After 37 years of armed movement, the Naxalites and their sympathisers have also come to realise that the power of bullet is very limited. This is the reason why some of these groups have given up the armed path and taken to participating in the elections and opted for mass movement. And the example is Bihar where the CPI(ML)-Liberation has been participating in the elections and even winning seats. But their experience has not been quite encouraging. The bureaucracy and the police administration are not willing to accept them as a part of the parliamentary democratic community and treat them as dangerous radicals. Exactly this has happened in Andhra Pradesh during the period of ceasefire between the state government and the Naxalites. There is no denying the fact that a section of the state bureaucracy has been hostile to the peace talk and always conspired to frustrate it on the plea that it was counter-productive. But the fact is the year-long ceasefire witnessed considerable decline in the incidents of violence. Even statistics show that incidents of violence and murder fell after the state government and the Maoists agreed to a ceasefire in June last year.

The Maoists agreeing to ceasefire was indicative of the fact that they were not averse to pursuing the path of peace and non-violence. The talks broke down after the Maoists refused to surrender arms, implying that they do not have trust—essential for the success of the talks—in the state machinery. It was for the Andhra Chief Minister, Mr Y Sekhar Rajasekhara Reddy to pick up the threads again. However, the state government failed to evolve a consensus on the demands of the Maoists. For the bureaucracy, which was searching for the right opportunity to re-impose the ban, the killing of the Congress MLA, Mr Narsi Reddy and eight others on Independence Day came as a boon in disguise. In fact Gadar, the Naxalite emissary and balladeer, who earned the praise of Dr Manmohan Singh for his observation that killing of innocent people did not help win a cause, was also arrested. Do not these actions of the Andhra police make it clear that the state administration does not know any other way but to resort the brutal state power to crush the Maoists?
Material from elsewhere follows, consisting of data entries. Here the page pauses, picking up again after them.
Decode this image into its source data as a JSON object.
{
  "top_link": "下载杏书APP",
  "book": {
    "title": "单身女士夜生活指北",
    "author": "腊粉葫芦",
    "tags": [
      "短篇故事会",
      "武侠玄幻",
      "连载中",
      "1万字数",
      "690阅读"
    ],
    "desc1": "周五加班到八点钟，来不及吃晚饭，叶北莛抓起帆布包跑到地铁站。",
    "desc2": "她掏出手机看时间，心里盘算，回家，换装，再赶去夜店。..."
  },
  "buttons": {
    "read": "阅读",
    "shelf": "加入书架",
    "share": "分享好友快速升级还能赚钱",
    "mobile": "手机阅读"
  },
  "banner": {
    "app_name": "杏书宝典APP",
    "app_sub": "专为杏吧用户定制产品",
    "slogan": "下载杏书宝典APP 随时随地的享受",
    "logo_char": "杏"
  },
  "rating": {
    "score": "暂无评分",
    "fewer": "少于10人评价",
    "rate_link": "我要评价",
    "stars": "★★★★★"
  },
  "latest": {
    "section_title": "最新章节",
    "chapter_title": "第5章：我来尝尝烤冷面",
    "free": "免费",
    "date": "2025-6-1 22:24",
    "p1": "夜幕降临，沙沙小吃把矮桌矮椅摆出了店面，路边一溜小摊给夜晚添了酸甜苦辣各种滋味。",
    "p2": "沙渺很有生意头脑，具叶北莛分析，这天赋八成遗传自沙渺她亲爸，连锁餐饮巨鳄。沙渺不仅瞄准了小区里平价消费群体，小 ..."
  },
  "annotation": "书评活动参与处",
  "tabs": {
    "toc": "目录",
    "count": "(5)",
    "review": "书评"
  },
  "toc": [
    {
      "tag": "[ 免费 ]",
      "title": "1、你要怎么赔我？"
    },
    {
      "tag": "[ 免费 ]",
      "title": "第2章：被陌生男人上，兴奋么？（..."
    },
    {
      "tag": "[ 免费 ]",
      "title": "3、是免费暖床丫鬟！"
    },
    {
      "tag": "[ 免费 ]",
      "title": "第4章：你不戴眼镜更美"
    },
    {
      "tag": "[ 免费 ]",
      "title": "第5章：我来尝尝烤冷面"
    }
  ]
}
About a year ago the chief ministers of nine Naxalite-affected states met, but instead of coming out with any concrete socio-economic policies, they endorsed police action against the radicals. Then the Andhra Chief Minister initiated the process of peace talk, but without any commitment to the issues the Naxalites were raising. Mr Reddy needed to be more far-sighted and imaginative and accommodative in his approach. However, he preferred to play into the hands of the harliners in his police force and bureaucracy; they made him put impossible conditions before the Maoists.

The Naxalites thought any peace talk with government was futile, and went back to their ways of handling people’s problems through armed power.
The Prime Minister’s appeal opens a new window of opportunity for the Andhra Pradesh government, and particularly the Chief Minister, Mr Reddy to do everything possible to create a right atmosphere for a dialogue with the Maoists. After all, Maoists are not mad people; they are mostly dedicated workers who care little about shedding their lives in order that they can see the life of the poor people improved a little better. If Mr Reddy wants the Maoists to join the political mainstream, he has to be sincere about the dialogue, and he has to be sincere about solution of the poor people’s problems. Else, he will go on creating more and more Maoists in his state.